Dans notre Manifeste, nous préconisons d’adopter un coût du carbone autour de 200 euros la tonne. Nous sommes convaincus qu’il doit dépasser cent euros la tonne pour que des projets ambitieux voient le jour. A minima, nous suggérons aux directions supply chain d’adopter un prix du carbone et de le mettre dans leurs analyses et leurs décisions. De grands industriels membres de notre association se situent entre 100 et 200 euros la tonne. Nous pensons en effet qu’à horizon 2030-2050, ce prix va exploser. L’Union européenne prévoit que la tonne carbone atteindra les 140 à 160 euros d’ici à 2030. La Banque de France estime qu’elle peut atteindre selon certains scénarii, jusqu’à 350 euros et l’association Middlenext, recommande de fixer un prix du carbone en ayant à l’esprit qu’en 2030, il atteindra 250 euros et en 2050, 750 euros. Pour réaliser des investissements de longue durée, il faut donc s’inscrire dans cette perspective.

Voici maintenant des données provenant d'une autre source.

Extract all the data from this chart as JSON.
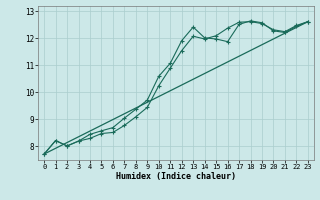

Mais ce n’est qu’une recommandation. Pas mal de sociétés n’ont pas encore fixé de prix interne du carbone. D’autres, parfois les mêmes, défendent que les projets doivent être rentables par eux-mêmes sans subvention ou artifice.

Les investissements liés à la décarbonation doivent reposer sur des business cases avérés

En quoi rehausser le prix de la tonne carbone peut-il favoriser les investissements ?

Les investissements liés à la décarbonation doivent reposer sur des business cases avérés. Ils font appel à des technologies de rupture dont le surcoût ne peut se justifier qu’à concurrence du nombre de CO2 qu’elles font économiser. Si le niveau de la tonne de carbone n’est pas assez élevé, le business case ne sera pas assez attractif. En revanche, s’il est suffisamment élevé, l’entreprise aura tendance à considérer différemment le ROI du projet, ce qui facilitera une prise de décision dans le sens de la décarbonation. Cela va ouvrir un champ pour de nouveaux projets et leur permettre de passer la barre des comités d’investissement qui se décident sur la base de la crédibilité et du niveau du ROI.

Pourquoi les directeurs supply chain ont-ils intérêt à être en avance sur ce sujet ?

Lorsque cette évolution sera avérée, tous les investissements vont devenir plus attractifs. Les entreprises veulent-elles être en position de suiveur sur ce sujet dans un contexte plus tendu ou être à l’avant-garde ? En restant en dessous de 100 euros la tonne ou sans utiliser ce facteur, peu de projets projet se font, il faut plus collaborer avec les parties prenantes - fournisseurs ou clients - et tirer les coûts. Cela étant posé, une entreprise mieux-disante par rapport à une grille CSRD sur des enjeux environnementaux aura plus de facilité à justifier ses investissements auprès des investisseurs.

L’équipement en question sera encore utilisé lorsque le prix de la tonne de carbone aura augmenté

Pour quel type de projets cette démarche vaut-elle la peine d’être adoptée ?

Ce sont souvent des projets d’investissement assez lourds dans des outils de process qui ont trait à la consommation d’énergie. Dans ce cas, la question ne se pose pas, puisque l’équipement en question sera encore utilisé lorsque le prix de la tonne de carbone aura augmenté. Pour des investissements dans des véhicules aux motorisations alternatives dont la durée de vie est plus incertaine, notre proposition est peut-être plus audacieuse. Mais cela permet de ne pas sacrifier sur l’autel du seul coût à la tonne transportée des transporteurs verts dont les solutions ne manqueront pas de s’imposer. Je pense en particulier aux camions électriques. C’est aussi un moyen de remettre en question des sourcing lointains, en mettant en évidence le coût des externalités négatives (CO2 valorisé en euro).